ASFファイルをご覧になるには、Windows Media Playerが必要です。
QuickTimeファイルをご覧になるには、QuickTime Playerが必要です。
RealVideoファイルをご覧になるには、RealPlayerが必要です。

 

 いかがでしょうか。私の家から試したところでは、クリックしてから映像が再生されるまで、いずれも28.8kbps用で20〜25秒程度、64kbps用では30秒程度でした(56kbpsモデム使用)。
 細かく見ると、ASFファイルの再生はやや早かったのですが、その分途中で映像が停止する機会が多かったです。

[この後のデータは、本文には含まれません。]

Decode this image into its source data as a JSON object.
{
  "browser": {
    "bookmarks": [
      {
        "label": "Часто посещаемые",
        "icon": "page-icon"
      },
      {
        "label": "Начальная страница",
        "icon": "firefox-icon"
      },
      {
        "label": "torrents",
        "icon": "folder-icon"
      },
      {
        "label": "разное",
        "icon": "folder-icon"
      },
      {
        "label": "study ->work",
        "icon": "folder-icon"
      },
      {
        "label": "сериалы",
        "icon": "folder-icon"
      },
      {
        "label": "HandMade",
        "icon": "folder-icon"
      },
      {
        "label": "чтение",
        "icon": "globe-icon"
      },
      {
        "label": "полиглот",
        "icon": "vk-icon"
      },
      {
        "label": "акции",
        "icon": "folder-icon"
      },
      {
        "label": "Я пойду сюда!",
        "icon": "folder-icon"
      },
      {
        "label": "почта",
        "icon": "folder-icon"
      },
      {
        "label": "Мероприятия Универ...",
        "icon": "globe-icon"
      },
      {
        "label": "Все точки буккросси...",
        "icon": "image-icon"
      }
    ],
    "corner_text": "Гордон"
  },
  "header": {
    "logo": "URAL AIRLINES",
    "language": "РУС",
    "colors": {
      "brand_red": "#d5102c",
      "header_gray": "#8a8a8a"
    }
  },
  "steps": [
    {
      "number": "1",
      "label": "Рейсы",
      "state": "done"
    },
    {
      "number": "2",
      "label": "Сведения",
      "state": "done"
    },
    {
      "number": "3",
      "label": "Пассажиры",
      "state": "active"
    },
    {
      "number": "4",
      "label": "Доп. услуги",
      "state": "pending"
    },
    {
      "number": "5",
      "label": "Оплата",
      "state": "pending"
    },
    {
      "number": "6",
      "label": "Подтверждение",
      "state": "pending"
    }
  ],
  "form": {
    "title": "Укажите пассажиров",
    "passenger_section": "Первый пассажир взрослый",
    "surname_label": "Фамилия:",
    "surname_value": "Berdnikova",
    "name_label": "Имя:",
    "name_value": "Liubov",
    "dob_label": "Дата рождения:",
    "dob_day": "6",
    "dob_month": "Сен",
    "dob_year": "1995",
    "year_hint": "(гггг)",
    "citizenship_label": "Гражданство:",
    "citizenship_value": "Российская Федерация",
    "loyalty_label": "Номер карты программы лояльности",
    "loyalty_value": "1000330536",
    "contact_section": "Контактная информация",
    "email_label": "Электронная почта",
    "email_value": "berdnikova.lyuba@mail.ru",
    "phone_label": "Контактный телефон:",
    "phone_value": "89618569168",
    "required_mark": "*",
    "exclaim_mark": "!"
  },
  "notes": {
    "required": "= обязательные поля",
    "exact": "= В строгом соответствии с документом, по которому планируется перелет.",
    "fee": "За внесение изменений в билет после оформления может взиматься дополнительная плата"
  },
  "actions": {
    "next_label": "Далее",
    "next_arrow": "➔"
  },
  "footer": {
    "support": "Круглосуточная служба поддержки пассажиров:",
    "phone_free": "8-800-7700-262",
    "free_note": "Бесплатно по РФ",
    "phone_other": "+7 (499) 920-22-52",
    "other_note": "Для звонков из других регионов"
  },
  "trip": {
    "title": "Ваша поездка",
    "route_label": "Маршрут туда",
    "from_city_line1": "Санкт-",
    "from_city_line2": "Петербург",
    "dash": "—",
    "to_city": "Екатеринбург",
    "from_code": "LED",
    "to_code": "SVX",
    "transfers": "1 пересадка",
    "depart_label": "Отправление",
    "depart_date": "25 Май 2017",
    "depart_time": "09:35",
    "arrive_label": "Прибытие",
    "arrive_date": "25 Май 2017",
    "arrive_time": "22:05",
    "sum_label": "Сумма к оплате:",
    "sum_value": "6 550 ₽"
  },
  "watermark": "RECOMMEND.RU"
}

QuickTimeファイルについては、サイズそのものが他の2種類に比べて大きく、音も映像もあまり良くありませんでした(Windows環境で作成したからかもしれませんが)。他方RealVideoはというと、再生までに若干遅れがありましたが、その分安定して見られる回数が多かったようです。
 このように、上記3種類のストリーミングファイルの再生については、一概にどれが良いとか悪いとか言えません。今後の切磋琢磨に期待したいところです。しかし、それでもなぜRealVideoを選んだのかと問われれば、それは単純に、最も一般に普及している形式だからです(先に記したように、ストリーミング配信の85%以上がRealVideoファミリーによるものなのです!)。それ以上の意味はありません。